Le barrage entre l'OGC Nice et l'AS Saint-Étienne devait déjà se disputer dans un contexte particulier, il tourne désormais au véritable feuilleton institutionnel. Le Gym a franchi un cap supplémentaire en adressant un courrier recommandé à la LFP, menaçant d'engager des poursuites judiciaires si la situation n'évolue pas.
Tout part d'un problème de calendrier. Les barrages aller-retour ont été reprogrammés aux 26 et 29 mai en raison de la finale de Coupe de France disputée par l’OGC Nice face au RC Lens. Cependant, ces dates se retrouvent en plein chevauchement avec la fenêtre internationale de préparation à la Coupe du Monde 2026. La FIFA, inflexible sur ce point, impose aux clubs la libération de leurs internationaux dès le 25 mai — soit la veille du match aller à Geoffroy-Guichard. La LFP avait formulé une demande de dérogation, mais la réponse de l'instance mondiale est tombée sans appel : refus. Les dérogations sont réservées aux finales de compétitions majeures — PSG-Arsenal en Ligue des Champions, Crystal Palace-Rayo Vallecano en Ligue Conférence — et non à un barrage Ligue 1-Ligue 2, aussi décisif soit-il.
Côté niçois, le pire scénario évoque jusqu'à six joueurs potentiellement retenus par leurs sélections : Yehvann Diouf et Antoine Mendy (Sénégal), Ali Abdi (Tunisie), Kojo Peprah Oppong (Ghana), Hicham Boudaoui (Algérie) et Elye Wahi (Côte d'Ivoire). Une hécatombe qui tomberait au plus mauvais moment pour un effectif déjà épuisé après une saison chaotique et une finale de Coupe de France perdue contre Lens.
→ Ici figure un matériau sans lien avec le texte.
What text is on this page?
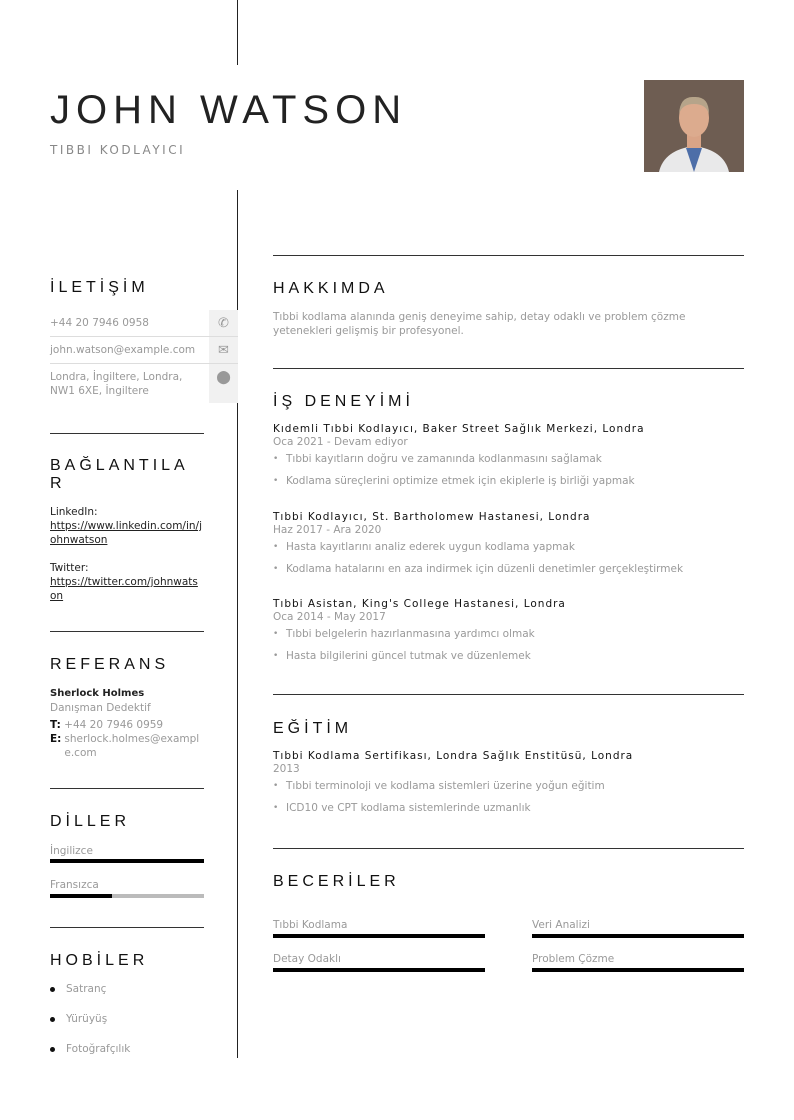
JOHN WATSON
TIBBI KODLAYICI
İLETİŞİM
+44 20 7946 0958	✆
john.watson@example.com	✉
Londra, İngiltere, Londra, NW1 6XE, İngiltere
⬤
BAĞLANTILAR
LinkedIn:
https://www.linkedin.com/in/johnwatson
Twitter:
https://twitter.com/johnwatson
REFERANS
Sherlock Holmes
Danışman Dedektif
T: +44 20 7946 0959
E: sherlock.holmes@example.com
DİLLER
İngilizce
Fransızca
HOBİLER
Satranç
Yürüyüş
Fotoğrafçılık
HAKKIMDA
Tıbbi kodlama alanında geniş deneyime sahip, detay odaklı ve problem çözme yetenekleri gelişmiş bir profesyonel.
İŞ DENEYİMİ
Kıdemli Tıbbi Kodlayıcı, Baker Street Sağlık Merkezi, Londra
Oca 2021 - Devam ediyor
• Tıbbi kayıtların doğru ve zamanında kodlanmasını sağlamak
• Kodlama süreçlerini optimize etmek için ekiplerle iş birliği yapmak
Tıbbi Kodlayıcı, St. Bartholomew Hastanesi, Londra
Haz 2017 - Ara 2020
• Hasta kayıtlarını analiz ederek uygun kodlama yapmak
• Kodlama hatalarını en aza indirmek için düzenli denetimler gerçekleştirmek
Tıbbi Asistan, King's College Hastanesi, Londra
Oca 2014 - May 2017
• Tıbbi belgelerin hazırlanmasına yardımcı olmak
• Hasta bilgilerini güncel tutmak ve düzenlemek
EĞİTİM
Tıbbi Kodlama Sertifikası, Londra Sağlık Enstitüsü, Londra
2013
• Tıbbi terminoloji ve kodlama sistemleri üzerine yoğun eğitim
• ICD10 ve CPT kodlama sistemlerinde uzmanlık
BECERİLER
Tıbbi Kodlama	Veri Analizi
Detay Odaklı	Problem Çözme
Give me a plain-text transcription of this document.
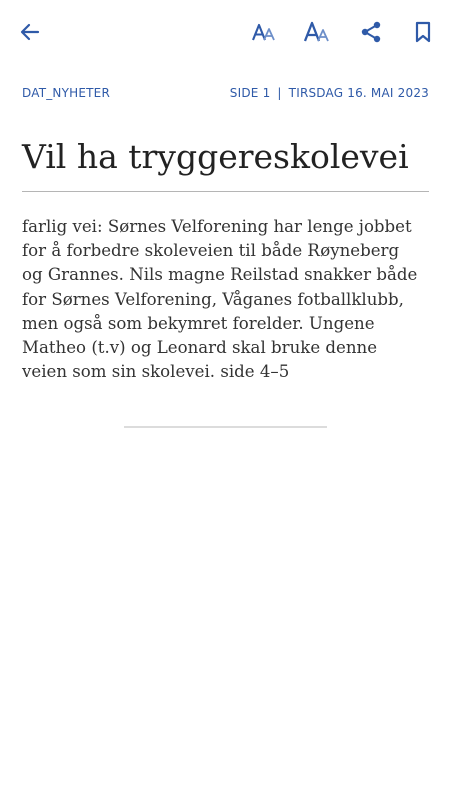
DAT_NYHETER	SIDE 1 | TIRSDAG 16. MAI 2023
Vil ha tryggereskolevei

farlig vei: Sørnes Velforening har lenge jobbet
for å forbedre skoleveien til både Røyneberg
og Grannes. Nils magne Reilstad snakker både
for Sørnes Velforening, Våganes fotballklubb,
men også som bekymret forelder. Ungene
Matheo (t.v) og Leonard skal bruke denne
veien som sin skolevei. side 4–5
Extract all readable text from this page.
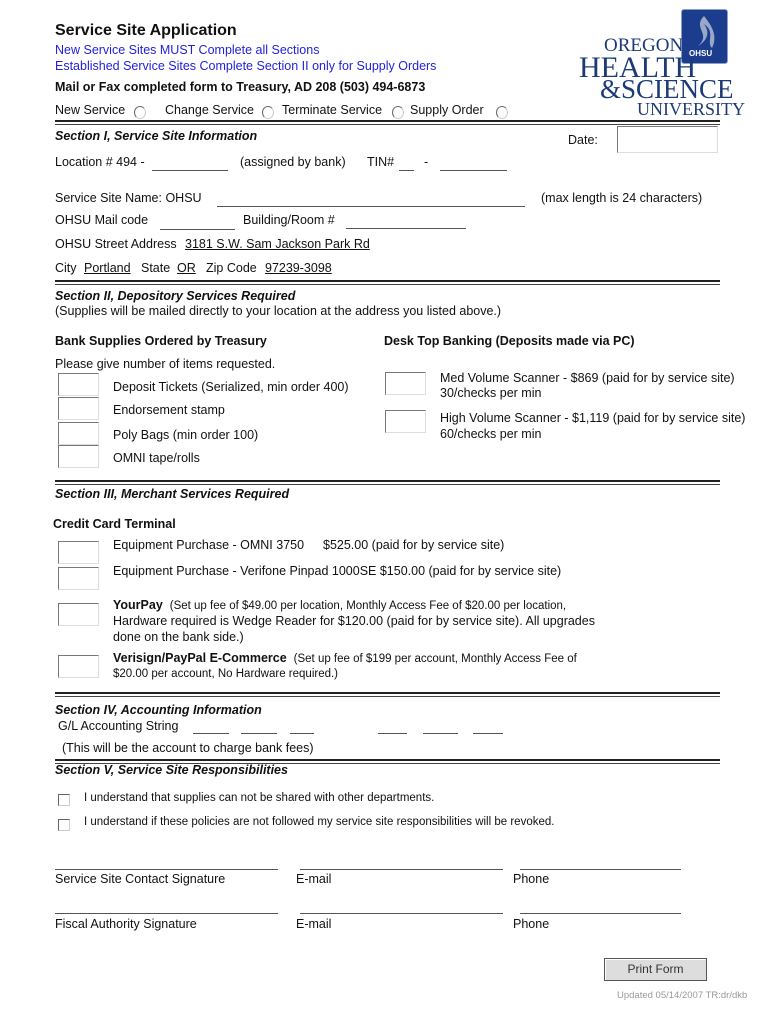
Service Site Application
New Service Sites MUST Complete all Sections
Established Service Sites Complete Section II only for Supply Orders
Mail or Fax completed form to Treasury, AD 208 (503) 494-6873
New Service	Change Service Terminate Service Supply Order
OHSU
OREGON
HEALTH
&SCIENCE
UNIVERSITY
Section I, Service Site Information	Date:
Location # 494 -	(assigned by bank) TIN# -
Service Site Name: OHSU	(max length is 24 characters)
OHSU Mail code	Building/Room #
OHSU Street Address 3181 S.W. Sam Jackson Park Rd
City Portland State OR Zip Code 97239-3098
Section II, Depository Services Required
(Supplies will be mailed directly to your location at the address you listed above.)
Bank Supplies Ordered by Treasury	Desk Top Banking (Deposits made via PC)
Please give number of items requested.
Deposit Tickets (Serialized, min order 400)
Endorsement stamp
Poly Bags (min order 100)
OMNI tape/rolls
Med Volume Scanner - $869 (paid for by service site)
30/checks per min
High Volume Scanner - $1,119 (paid for by service site)
60/checks per min
Section III, Merchant Services Required
Credit Card Terminal
Equipment Purchase - OMNI 3750 $525.00 (paid for by service site)
Equipment Purchase - Verifone Pinpad 1000SE $150.00 (paid for by service site)
YourPay (Set up fee of $49.00 per location, Monthly Access Fee of $20.00 per location,
Hardware required is Wedge Reader for $120.00 (paid for by service site). All upgrades
done on the bank side.)
Verisign/PayPal E-Commerce (Set up fee of $199 per account, Monthly Access Fee of
$20.00 per account, No Hardware required.)
Section IV, Accounting Information
G/L Accounting String
(This will be the account to charge bank fees)
Section V, Service Site Responsibilities
I understand that supplies can not be shared with other departments.
I understand if these policies are not followed my service site responsibilities will be revoked.
Service Site Contact Signature	E-mail	Phone
Fiscal Authority Signature	E-mail	Phone
Print Form
Updated 05/14/2007 TR:dr/dkb
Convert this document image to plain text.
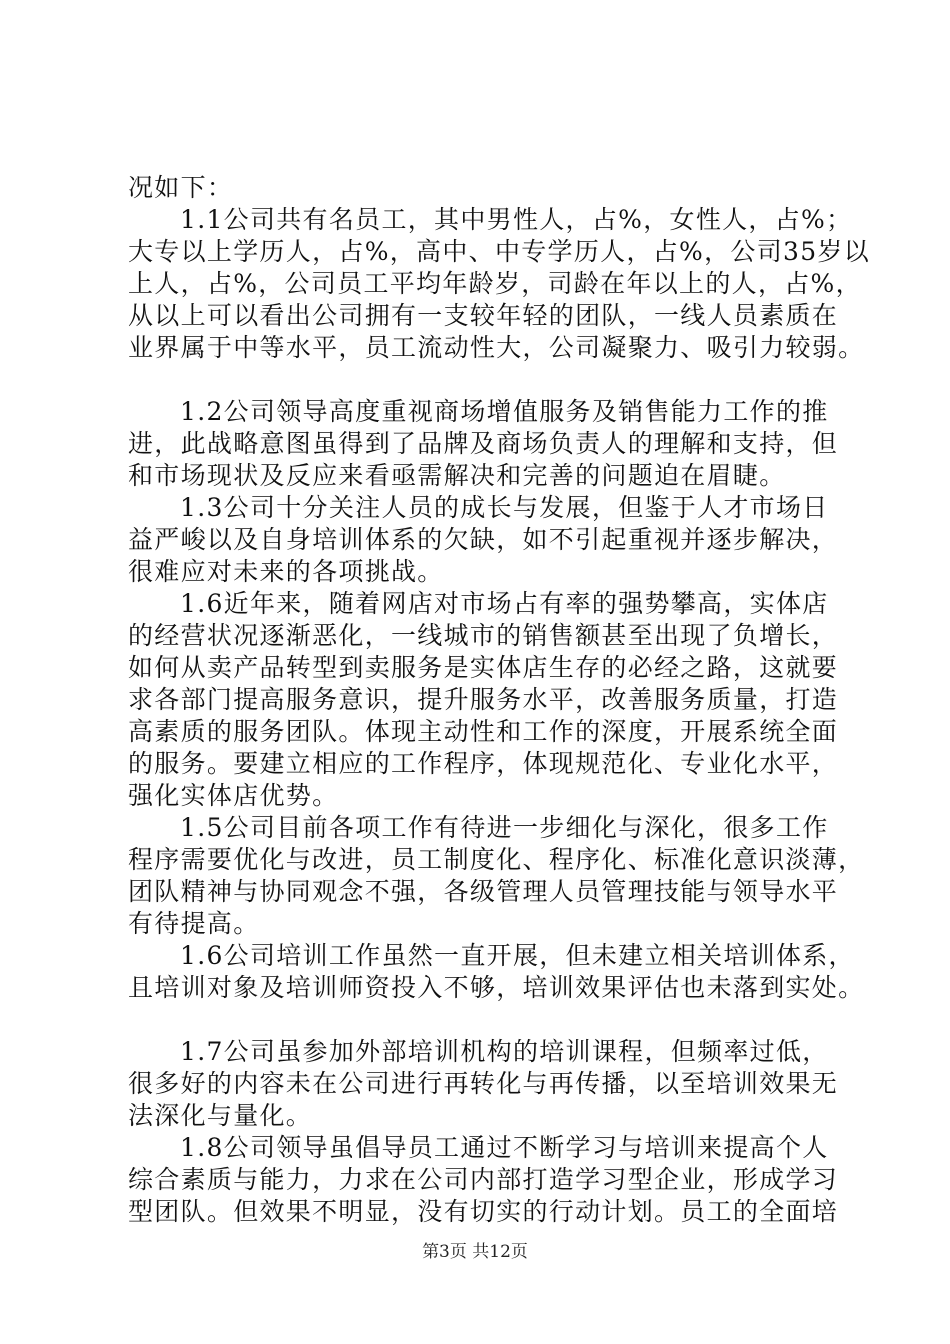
况如下：
1.1公司共有名员工，其中男性人，占%，女性人，占%；
大专以上学历人，占%，高中、中专学历人，占%，公司35岁以
上人，占%，公司员工平均年龄岁，司龄在年以上的人，占%，
从以上可以看出公司拥有一支较年轻的团队，一线人员素质在
业界属于中等水平，员工流动性大，公司凝聚力、吸引力较弱。
1.2公司领导高度重视商场增值服务及销售能力工作的推
进，此战略意图虽得到了品牌及商场负责人的理解和支持，但
和市场现状及反应来看亟需解决和完善的问题迫在眉睫。
1.3公司十分关注人员的成长与发展，但鉴于人才市场日
益严峻以及自身培训体系的欠缺，如不引起重视并逐步解决，
很难应对未来的各项挑战。
1.6近年来，随着网店对市场占有率的强势攀高，实体店
的经营状况逐渐恶化，一线城市的销售额甚至出现了负增长，
如何从卖产品转型到卖服务是实体店生存的必经之路，这就要
求各部门提高服务意识，提升服务水平，改善服务质量，打造
高素质的服务团队。体现主动性和工作的深度，开展系统全面
的服务。要建立相应的工作程序，体现规范化、专业化水平，
强化实体店优势。
1.5公司目前各项工作有待进一步细化与深化，很多工作
程序需要优化与改进，员工制度化、程序化、标准化意识淡薄，
团队精神与协同观念不强，各级管理人员管理技能与领导水平
有待提高。
1.6公司培训工作虽然一直开展，但未建立相关培训体系，
且培训对象及培训师资投入不够，培训效果评估也未落到实处。
1.7公司虽参加外部培训机构的培训课程，但频率过低，
很多好的内容未在公司进行再转化与再传播，以至培训效果无
法深化与量化。
1.8公司领导虽倡导员工通过不断学习与培训来提高个人
综合素质与能力，力求在公司内部打造学习型企业，形成学习
型团队。但效果不明显，没有切实的行动计划。员工的全面培
第3页 共12页
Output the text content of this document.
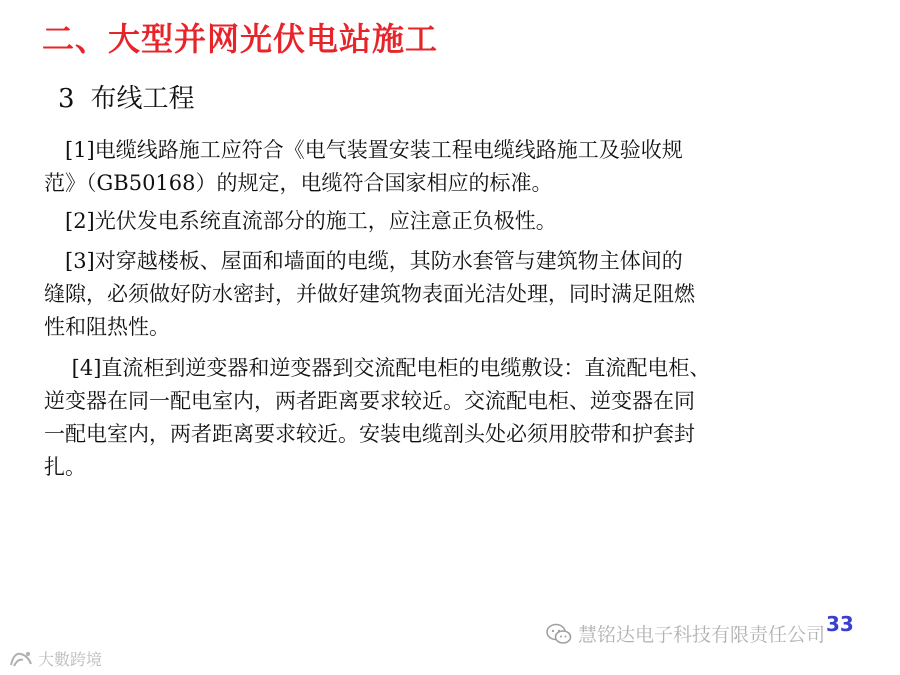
二、大型并网光伏电站施工
3 布线工程

　[1]电缆线路施工应符合《电气装置安装工程电缆线路施工及验收规
范》（GB50168）的规定，电缆符合国家相应的标准。

　[2]光伏发电系统直流部分的施工，应注意正负极性。

　[3]对穿越楼板、屋面和墙面的电缆，其防水套管与建筑物主体间的
缝隙，必须做好防水密封，并做好建筑物表面光洁处理，同时满足阻燃
性和阻热性。

　 [4]直流柜到逆变器和逆变器到交流配电柜的电缆敷设：直流配电柜、
逆变器在同一配电室内，两者距离要求较近。交流配电柜、逆变器在同
一配电室内，两者距离要求较近。安装电缆剖头处必须用胶带和护套封
扎。

33
慧铭达电子科技有限责任公司
大數跨境
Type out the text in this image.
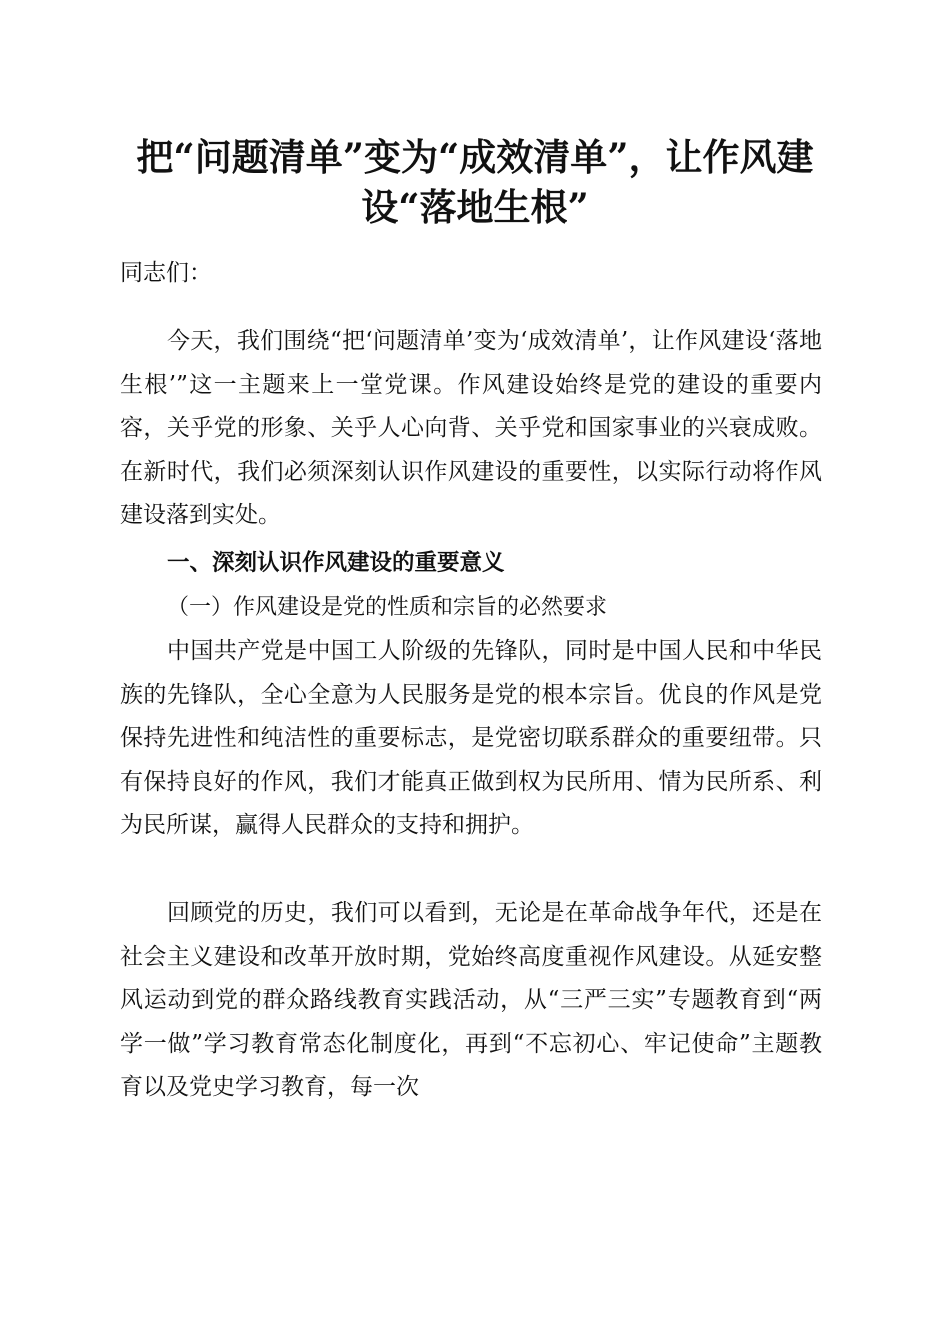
把“问题清单”变为“成效清单”，让作风建
设“落地生根”

同志们：

今天，我们围绕“把‘问题清单’变为‘成效清单’，让作风建设‘落地生根’”这一主题来上一堂党课。作风建设始终是党的建设的重要内容，关乎党的形象、关乎人心向背、关乎党和国家事业的兴衰成败。在新时代，我们必须深刻认识作风建设的重要性，以实际行动将作风建设落到实处。

一、深刻认识作风建设的重要意义

（一）作风建设是党的性质和宗旨的必然要求

中国共产党是中国工人阶级的先锋队，同时是中国人民和中华民族的先锋队，全心全意为人民服务是党的根本宗旨。优良的作风是党保持先进性和纯洁性的重要标志，是党密切联系群众的重要纽带。只有保持良好的作风，我们才能真正做到权为民所用、情为民所系、利为民所谋，赢得人民群众的支持和拥护。

回顾党的历史，我们可以看到，无论是在革命战争年代，还是在社会主义建设和改革开放时期，党始终高度重视作风建设。从延安整风运动到党的群众路线教育实践活动，从“三严三实”专题教育到“两学一做”学习教育常态化制度化，再到“不忘初心、牢记使命”主题教育以及党史学习教育，每一次
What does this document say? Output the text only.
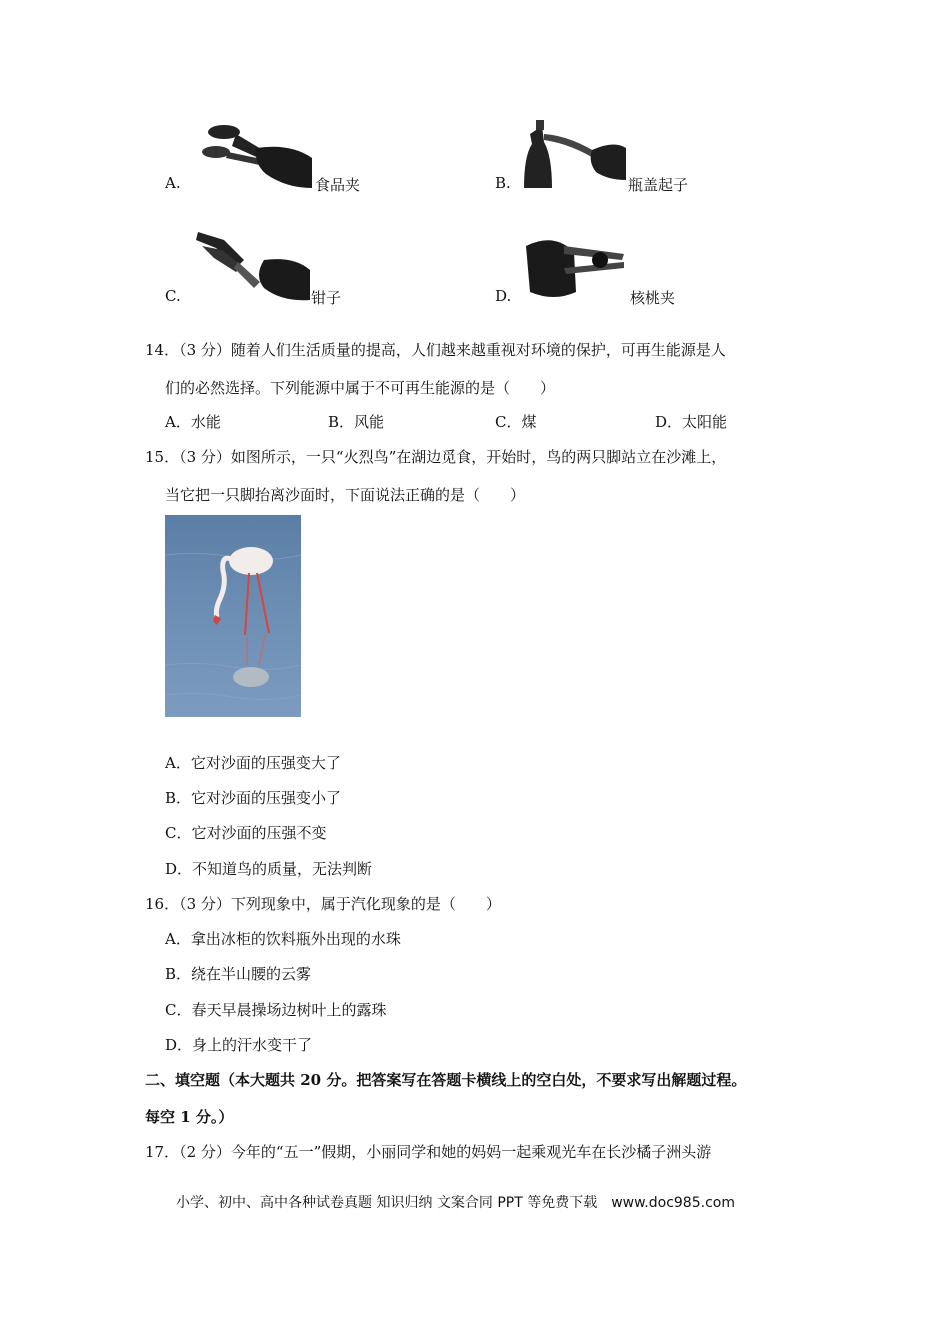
A.	食品夹	B.	瓶盖起子
C.	钳子	D.	核桃夹
14．（3 分）随着人们生活质量的提高，人们越来越重视对环境的保护，可再生能源是人
们的必然选择。下列能源中属于不可再生能源的是（　　）
A．水能	B．风能	C．煤	D．太阳能
15．（3 分）如图所示，一只“火烈鸟”在湖边觅食，开始时，鸟的两只脚站立在沙滩上，
当它把一只脚抬离沙面时，下面说法正确的是（　　）
A．它对沙面的压强变大了
B．它对沙面的压强变小了
C．它对沙面的压强不变
D．不知道鸟的质量，无法判断
16．（3 分）下列现象中，属于汽化现象的是（　　）
A．拿出冰柜的饮料瓶外出现的水珠
B．绕在半山腰的云雾
C．春天早晨操场边树叶上的露珠
D．身上的汗水变干了
二、填空题（本大题共 20 分。把答案写在答题卡横线上的空白处，不要求写出解题过程。
每空 1 分。）
17．（2 分）今年的“五一”假期，小丽同学和她的妈妈一起乘观光车在长沙橘子洲头游
小学、初中、高中各种试卷真题 知识归纳 文案合同 PPT 等免费下载　www.doc985.com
Nice sort l'artillerie lourde
Face à cette situation jugée inacceptable, le Gym n'a pas tardé à contre-attaquer. Le vice-président délégué Maurice Cohen a adressé un courrier recommandé au président de la LFP Vincent Labrune, estimant que le club se retrouvait dans une situation d'extrême difficulté sportive, organisationnelle et économique, dénonçant des conséquences particulièrement graves et manifestement préjudiciables. La menace est explicite : le club azuréen se réserve expressément le droit d'engager toute procédure utile si certains internationaux venaient à manquer cette double confrontation décisive.
Des discussions sont ainsi en cours au cas par cas avec les fédérations nationales concernées. Les situations de Diouf, Mendy et Wahi pourraient trouver une issue favorable, tandis que l'incertitude demeure autour d’Abdi, Peprah Oppong et Boudaoui. La LFP se retrouve dans une position inconfortable, prise en étau entre la réglementation FIFA et la colère du club niçois. Pour l'heure, les barrages sont maintenus aux dates prévues, mais l'affaire est loin d'être close car les Aiglons ne semblent pas décider à en rester là.